Information retrieval (IR) systems provide access to large amounts of content, some of which may be personal, confidential, or otherwise sensitive. While some information protection is legislated, e.g., through the European Union’s General Data Protection Regulation (GDPR) or disclosure exemptions in Freedom of Information Acts; other cases are regulated only by social expectations. Information retrieval research has traditionally focused on finding indexed content. However, the increased intermixing of sensitive content with content that can properly be disclosed now motivates research on systems that can balance multiple interests: serving the searcher’s interest in finding content while serving other stakeholders’ interests in appropriately protecting their sensitive information.

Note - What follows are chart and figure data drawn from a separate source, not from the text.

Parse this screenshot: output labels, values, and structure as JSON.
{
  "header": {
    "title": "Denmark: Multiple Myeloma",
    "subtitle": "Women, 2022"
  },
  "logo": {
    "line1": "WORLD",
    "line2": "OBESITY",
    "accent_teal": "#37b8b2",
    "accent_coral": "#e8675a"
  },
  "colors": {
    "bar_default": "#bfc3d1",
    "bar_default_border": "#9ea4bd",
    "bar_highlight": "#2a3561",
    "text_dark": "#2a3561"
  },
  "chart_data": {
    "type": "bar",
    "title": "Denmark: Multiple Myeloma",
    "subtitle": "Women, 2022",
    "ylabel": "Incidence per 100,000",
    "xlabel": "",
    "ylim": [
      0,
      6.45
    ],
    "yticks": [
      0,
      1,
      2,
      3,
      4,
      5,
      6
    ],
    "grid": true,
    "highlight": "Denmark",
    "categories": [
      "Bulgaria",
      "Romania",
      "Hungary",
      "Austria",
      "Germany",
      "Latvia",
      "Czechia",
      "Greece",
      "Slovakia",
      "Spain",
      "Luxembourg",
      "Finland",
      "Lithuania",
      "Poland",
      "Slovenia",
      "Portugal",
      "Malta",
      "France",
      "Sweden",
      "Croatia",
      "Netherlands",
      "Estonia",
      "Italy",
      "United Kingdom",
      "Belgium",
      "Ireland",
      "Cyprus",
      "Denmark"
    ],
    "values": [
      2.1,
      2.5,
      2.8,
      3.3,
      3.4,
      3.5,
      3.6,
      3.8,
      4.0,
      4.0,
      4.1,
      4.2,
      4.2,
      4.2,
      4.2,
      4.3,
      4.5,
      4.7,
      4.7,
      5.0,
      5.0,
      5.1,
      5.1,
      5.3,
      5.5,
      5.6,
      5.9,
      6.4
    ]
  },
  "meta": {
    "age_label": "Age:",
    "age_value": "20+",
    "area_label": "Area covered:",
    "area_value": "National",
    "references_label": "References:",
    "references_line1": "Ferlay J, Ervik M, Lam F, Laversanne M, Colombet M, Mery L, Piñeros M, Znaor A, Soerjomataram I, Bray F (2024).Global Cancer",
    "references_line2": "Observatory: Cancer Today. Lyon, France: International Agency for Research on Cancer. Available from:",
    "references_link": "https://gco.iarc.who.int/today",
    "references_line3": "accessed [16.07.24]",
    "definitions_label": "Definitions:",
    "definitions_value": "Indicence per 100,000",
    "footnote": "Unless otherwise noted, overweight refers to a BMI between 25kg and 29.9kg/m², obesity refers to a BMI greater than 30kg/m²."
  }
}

If the content requiring protection were marked, protecting it would be straightforward. There are, however, many cases in which sensitive content must be discovered before it can be protected. Discovering such sensitivities ranges in complexity from detection of personally identifiable information (PII), to automated text classification for sensitive content, to human-in-the-loop techniques for identifying sensitivities that result from the context in which the information was produced.
Once discovered, IR systems can use the results of sensitivity decisions to fil- ter search results, or such systems can be designed to balance the risks of missing relevant content with the risks of disclosing sensitive content. Optimising sensitivity-aware IR systems’ performance depends on how well the sensitivity classification works, and requires development of new evaluation measures. Moreover, the evaluation of such IR systems requires new test collections that contain (actual or simulated) sensitive content, and when actual sensitive content is used secure ways of evaluating retrieval algorithms (e.g., algorithm deposit or trusted online evaluation) are needed. Where untrusted data centres provide services, encrypted search may also be needed. Many of these components rely on algorithmic privacy guarantees, such as those provided by k-anonymity, L-diversity, t-closeness or differential privacy.
This tutorial will introduce these challenges, review work to date on each aspect of the problem, describe current best practices, and identify open research questions.